金髪のさらりとした髪は机の後方にある大きな窓からの光に照らされてきらきらと輝きを放つ。たらりと下がった前髪で顔は拝めないが、きっと彼も美形なのだろう。うん、雰囲気めちゃめちゃカッコイイもの。髪と対照的な真っ黒の詰襟の服もとっても似合っている。
ひたすら書類をさばいていく殿下を前に、コーリア様に挨拶を促され気を取り直して挨拶をする。淑女の礼くらいは私でもなんとかできる。
「お、お初にお目にかかります。こ、この度、ダリア嬢の代わりを勤めさせていただきます。名を・・・」
「よい。」
名乗ろうとしたところで遮られる。
「興味ない。婚約者としてもそんなに頑張らなくていい。必要以上に俺の元に来なくてもよいしな。」
こちらにはちらりとも目もくれず、殿下はひたすらに書類に目を落としている。
「半年後まで帰って来ないとは、こちらにとっても好都合だ。コーリア、全てお前に任せる。」
婚約者様に逃亡されたというのに、実にあっさりしたものだ。
あっさりというか、冷たいというか。ダリア嬢にも、その代わりを務める私にも全く興味がないことが伺える。

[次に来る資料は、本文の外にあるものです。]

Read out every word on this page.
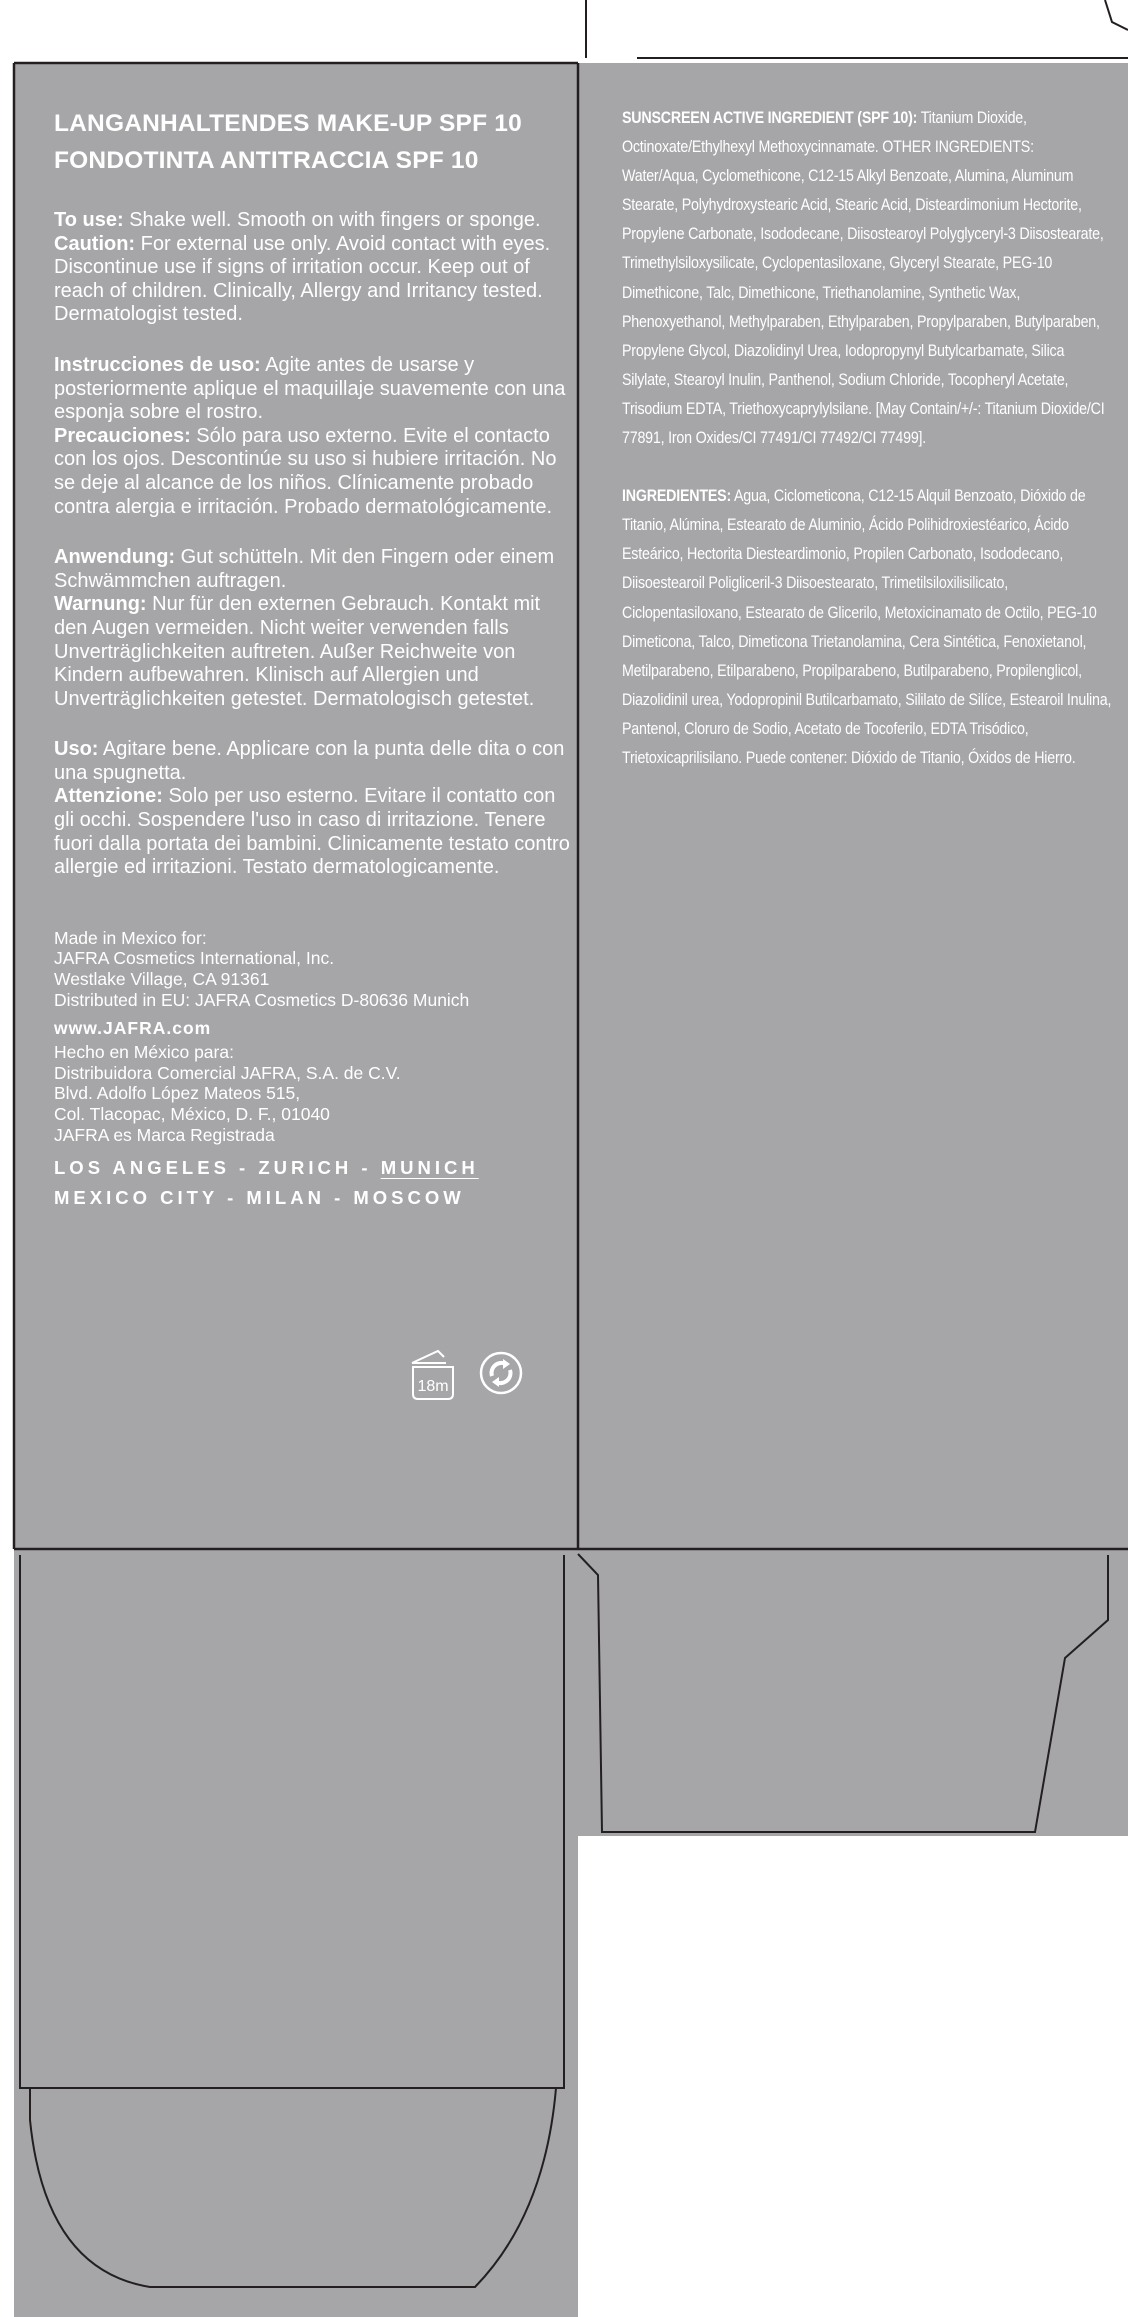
LANGANHALTENDES MAKE-UP SPF 10
FONDOTINTA ANTITRACCIA SPF 10

To use: Shake well. Smooth on with fingers or sponge.
Caution: For external use only. Avoid contact with eyes. Discontinue use if signs of irritation occur. Keep out of reach of children. Clinically, Allergy and Irritancy tested. Dermatologist tested.

Instrucciones de uso: Agite antes de usarse y posteriormente aplique el maquillaje suavemente con una esponja sobre el rostro.
Precauciones: Sólo para uso externo. Evite el contacto con los ojos. Descontinúe su uso si hubiere irritación. No se deje al alcance de los niños. Clínicamente probado contra alergia e irritación. Probado dermatológicamente.

Anwendung: Gut schütteln. Mit den Fingern oder einem Schwämmchen auftragen.
Warnung: Nur für den externen Gebrauch. Kontakt mit den Augen vermeiden. Nicht weiter verwenden falls Unverträglichkeiten auftreten. Außer Reichweite von Kindern aufbewahren. Klinisch auf Allergien und Unverträglichkeiten getestet. Dermatologisch getestet.

Uso: Agitare bene. Applicare con la punta delle dita o con una spugnetta.
Attenzione: Solo per uso esterno. Evitare il contatto con gli occhi. Sospendere l'uso in caso di irritazione. Tenere fuori dalla portata dei bambini. Clinicamente testato contro allergie ed irritazioni. Testato dermatologicamente.

Made in Mexico for:
JAFRA Cosmetics International, Inc.
Westlake Village, CA 91361
Distributed in EU: JAFRA Cosmetics D-80636 Munich
www.JAFRA.com
Hecho en México para:
Distribuidora Comercial JAFRA, S.A. de C.V.
Blvd. Adolfo López Mateos 515,
Col. Tlacopac, México, D. F., 01040
JAFRA es Marca Registrada
LOS ANGELES - ZURICH - MUNICH
MEXICO CITY - MILAN - MOSCOW
18m
SUNSCREEN ACTIVE INGREDIENT (SPF 10): Titanium Dioxide, Octinoxate/Ethylhexyl Methoxycinnamate. OTHER INGREDIENTS: Water/Aqua, Cyclomethicone, C12-15 Alkyl Benzoate, Alumina, Aluminum Stearate, Polyhydroxystearic Acid, Stearic Acid, Disteardimonium Hectorite, Propylene Carbonate, Isododecane, Diisostearoyl Polyglyceryl-3 Diisostearate, Trimethylsiloxysilicate, Cyclopentasiloxane, Glyceryl Stearate, PEG-10 Dimethicone, Talc, Dimethicone, Triethanolamine, Synthetic Wax, Phenoxyethanol, Methylparaben, Ethylparaben, Propylparaben, Butylparaben, Propylene Glycol, Diazolidinyl Urea, Iodopropynyl Butylcarbamate, Silica Silylate, Stearoyl Inulin, Panthenol, Sodium Chloride, Tocopheryl Acetate, Trisodium EDTA, Triethoxycaprylylsilane. [May Contain/+/-: Titanium Dioxide/CI 77891, Iron Oxides/CI 77491/CI 77492/CI 77499].
INGREDIENTES: Agua, Ciclometicona, C12-15 Alquil Benzoato, Dióxido de Titanio, Alúmina, Estearato de Aluminio, Ácido Polihidroxiestéarico, Ácido Esteárico, Hectorita Diesteardimonio, Propilen Carbonato, Isododecano, Diisoestearoil Poligliceril-3 Diisoestearato, Trimetilsiloxilisilicato, Ciclopentasiloxano, Estearato de Glicerilo, Metoxicinamato de Octilo, PEG-10 Dimeticona, Talco, Dimeticona Trietanolamina, Cera Sintética, Fenoxietanol, Metilparabeno, Etilparabeno, Propilparabeno, Butilparabeno, Propilenglicol, Diazolidinil urea, Yodopropinil Butilcarbamato, Sililato de Silíce, Estearoil Inulina, Pantenol, Cloruro de Sodio, Acetato de Tocoferilo, EDTA Trisódico, Trietoxicaprilisilano. Puede contener: Dióxido de Titanio, Óxidos de Hierro.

「それでは、好きにさせていただきます。最低限のマナーは身につけさせます。ひとまず、2週間後のパーティーにはお二人で出席していただきますのでお忘れなく。」
コーリア様は殿下の「興味ない」発言にもさほど驚くことなく、淡々とこれからの予定を説明すると、私を連れて執務室を後にした。